I realised something this weekend. I’m a bit of an outsider. As a ginger you’d think this revelation wasn’t something new to me, but I found (another) reason why I’m often “mistakenly” left off invitations. You see, I enjoy sport that most of my peers do not. Well, maybe not my peers, but certainly other men who enjoy having a pint in the pub while watching sport.
Do you have any idea how difficult it is to find a pub that screens marathons or cycling events? Rugby and football are well catered for as is cricket and motor sport, but if you want to watch the Tour De France on a weekend when dozens of other sporting fixtures are taking place, you’ll need to find a pub with no patrons where you get to be in charge of the TV remote.
Spare a thought for tennis fans who can’t watch Wimbledon down at the local. To be fair all the grunting in tennis is off-putting and I don’t blame pub owners and restaurateurs for restricting viewing. Is it not possible for professional tennis players to return service without sounding like they are passing an asteroid-sized kidney stone? Is the grunting really necessary?

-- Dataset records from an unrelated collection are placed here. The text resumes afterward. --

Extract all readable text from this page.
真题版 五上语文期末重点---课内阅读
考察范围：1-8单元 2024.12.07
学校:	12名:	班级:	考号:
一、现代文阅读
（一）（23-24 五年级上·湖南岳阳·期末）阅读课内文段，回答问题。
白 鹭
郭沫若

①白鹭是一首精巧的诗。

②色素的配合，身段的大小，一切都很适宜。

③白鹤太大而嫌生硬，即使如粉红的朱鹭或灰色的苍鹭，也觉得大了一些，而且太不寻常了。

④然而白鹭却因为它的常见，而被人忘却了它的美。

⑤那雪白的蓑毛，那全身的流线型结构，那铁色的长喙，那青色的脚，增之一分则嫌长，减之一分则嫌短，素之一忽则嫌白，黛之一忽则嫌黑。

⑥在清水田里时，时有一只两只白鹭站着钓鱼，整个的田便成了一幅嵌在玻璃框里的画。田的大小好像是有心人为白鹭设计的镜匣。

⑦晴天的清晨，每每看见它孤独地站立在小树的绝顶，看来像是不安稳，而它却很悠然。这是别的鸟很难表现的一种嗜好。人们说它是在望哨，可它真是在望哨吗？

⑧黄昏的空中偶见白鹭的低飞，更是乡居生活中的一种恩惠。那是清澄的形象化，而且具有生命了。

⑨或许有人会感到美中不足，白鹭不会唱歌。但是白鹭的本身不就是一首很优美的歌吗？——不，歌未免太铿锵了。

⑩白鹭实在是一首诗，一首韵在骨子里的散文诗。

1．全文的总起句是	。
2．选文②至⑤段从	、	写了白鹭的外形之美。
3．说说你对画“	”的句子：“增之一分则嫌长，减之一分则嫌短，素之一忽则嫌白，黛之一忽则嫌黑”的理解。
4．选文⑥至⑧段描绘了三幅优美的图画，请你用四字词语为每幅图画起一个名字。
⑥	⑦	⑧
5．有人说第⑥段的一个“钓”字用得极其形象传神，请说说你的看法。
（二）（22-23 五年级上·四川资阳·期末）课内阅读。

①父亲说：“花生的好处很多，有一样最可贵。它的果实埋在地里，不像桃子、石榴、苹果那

I fully understand why pubs choose to screen certain sports though. You’ll seldom get large groups of people yelling at the TV every time Ernie Els misses a put or when anglers in bass fishing tournaments weigh in with a large fish. Let’s be honest, some sports lend themselves to high-fiving among fans while others leave viewers bewildered. Nobody makes, “Whoop! Whoop!” noises while watching snooker. If memory serves me, no fight has ever broken out in a pub after patrons have disagreed over a judge’s scoring in synchronised swimming. Sadly, such interactions are for those who don’t mind shelling out for satellite TV and being exposed to endless repeats.
I do find it odd that motor sports and cage fighting are screened. Should we be inspiring people who’ve had a bit of a tipple to drive faster on the way home or try put other punters in a headlock? At least when pubs screen golf, the worst that happens is viewers go home with a skewed sense of what clothes are fashionable. Nobody gets hurt when drunken old guys are inspired to wear chequered slacks. Well, nobody except a partner who has to be seen with him in public.
I’ve found a way to tackle this problem. We live in a democratic society and one of the hallmarks of such a system is fairness and openness. That’s why I’m going to put my pub patronage out to tender. If your establishment screens events that I can’t see at every other restaurant, fast food outlet, coffee shop or bar; I’ll give you my hard-earned cash* in exchange for a few beers, a meal and wider sport coverage. I can’t promise to bring friends but then again, I mentioned that I’m a ginger so that was never really an option.
- “Hard-earned” may be an exaggeration, but then again, no tender process is perfect.